§ 39 HBKG, Weiterbildungsordnung

§ 39 HBKG
Gesetz über die Kammern und die Berufsgerichtsbarkeit für die Heilberufe (Heilberufekammergesetz - HBKG)
Landesrecht Schleswig-Holstein

Abschnitt IV – Weiterbildung → Unterabschnitt 1 – Allgemeine Vorschriften

Titel: Gesetz über die Kammern und die Berufsgerichtsbarkeit für die Heilberufe (Heilberufekammergesetz - HBKG)
Normgeber: Schleswig-Holstein
Amtliche Abkürzung: HBKG
Gliederungs-Nr.: 2122-6
Normtyp: Gesetz

(1) Unbeschadet des § 40 Abs. 2 erlassen die Kammern Satzungen über die Weiterbildung der Kammermitglieder (Weiterbildungsordnungen).

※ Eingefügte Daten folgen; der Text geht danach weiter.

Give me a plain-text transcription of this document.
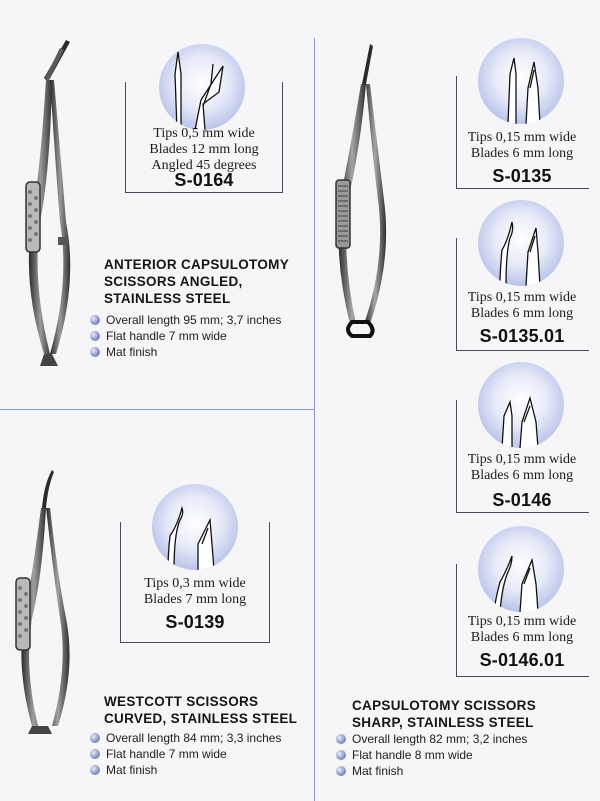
Tips 0,5 mm wide
Blades 12 mm long
Angled 45 degrees
S-0164
ANTERIOR CAPSULOTOMY
SCISSORS ANGLED,
STAINLESS STEEL
Overall length 95 mm; 3,7 inches
Flat handle 7 mm wide
Mat finish
Tips 0,3 mm wide
Blades 7 mm long
S-0139
WESTCOTT SCISSORS
CURVED, STAINLESS STEEL
Overall length 84 mm; 3,3 inches
Flat handle 7 mm wide
Mat finish
Tips 0,15 mm wide
Blades 6 mm long
S-0135
Tips 0,15 mm wide
Blades 6 mm long
S-0135.01
Tips 0,15 mm wide
Blades 6 mm long
S-0146
Tips 0,15 mm wide
Blades 6 mm long
S-0146.01
CAPSULOTOMY SCISSORS
SHARP, STAINLESS STEEL
Overall length 82 mm; 3,2 inches
Flat handle 8 mm wide
Mat finish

(2) In der Weiterbildungsordnung sind insbesondere zu regeln

  1. 1.

    der Inhalt und der Umfang der Gebiete, Teilgebiete und Bereiche, auf die sich die Bezeichnungen nach § 32 beziehen,

  2. 2.

    die Bestimmung und die Aufhebung von Bezeichnungen nach § 33 Abs. 1 und 2,

  3. 3.

    der Inhalt und die Mindestdauer der Weiterbildung nach § 35, insbesondere Inhalt, Dauer und Reihenfolge der einzelnen Weiterbildungsabschnitte, Dauer und besondere Anforderungen der verlängerten Weiterbildung nach § 37 Abs. 4 und die zusätzlichen Ausbildungsvoraussetzungen für die Weiterbildung in berufsübergreifenden Gebieten,

  4. 4.

    die Voraussetzungen für die Ermächtigung von Kammermitgliedern zur Weiterbildung und für den Widerruf der Ermächtigung nach § 36,

  5. 5.

    die Anforderungen, die an das Zeugnis nach § 36 Abs. 3 zu stellen sind,

  6. 6.

    das Verfahren zur Erteilung der Anerkennung und das Nähere über die Prüfung nach § 37,

  7. 7.

    unbeschadet der §§ 37a und b die unter Berücksichtigung der Richtlinie 2005/36/EG gebotenen Weiterbildungs- und Anerkennungsvoraussetzungen, Ausgleichsmaßnahmen und das Anerkennungsverfahren,

  8. 8.

    die Dokumentation der Weiterbildung.

(3) Unter den Voraussetzungen des § 33 Abs. 1 können in der Weiterbildungsordnung Befähigungen zum Erwerb

  1. 1.

    zusätzlicher Kenntnisse und Fähigkeiten (zusätzliche Weiterbildung im Gebiet) oder

  2. 2.

    von Fachkunden in bestimmten Untersuchungs- und Behandlungsmethoden

vorgesehen werden. Die Anforderungen an den Erwerb dieser Befähigungen können sich, soweit erforderlich, nach den Anforderungen richten, die in diesem Abschnitt an die Weiterbildung in Gebieten, Teilgebieten und Bereichen gestellt werden. Den Erwerb dieser Befähigungen bestätigt die Kammer durch eine Bescheinigung. Diese berechtigt nicht zur Führung dieser Befähigungsbezeichnungen.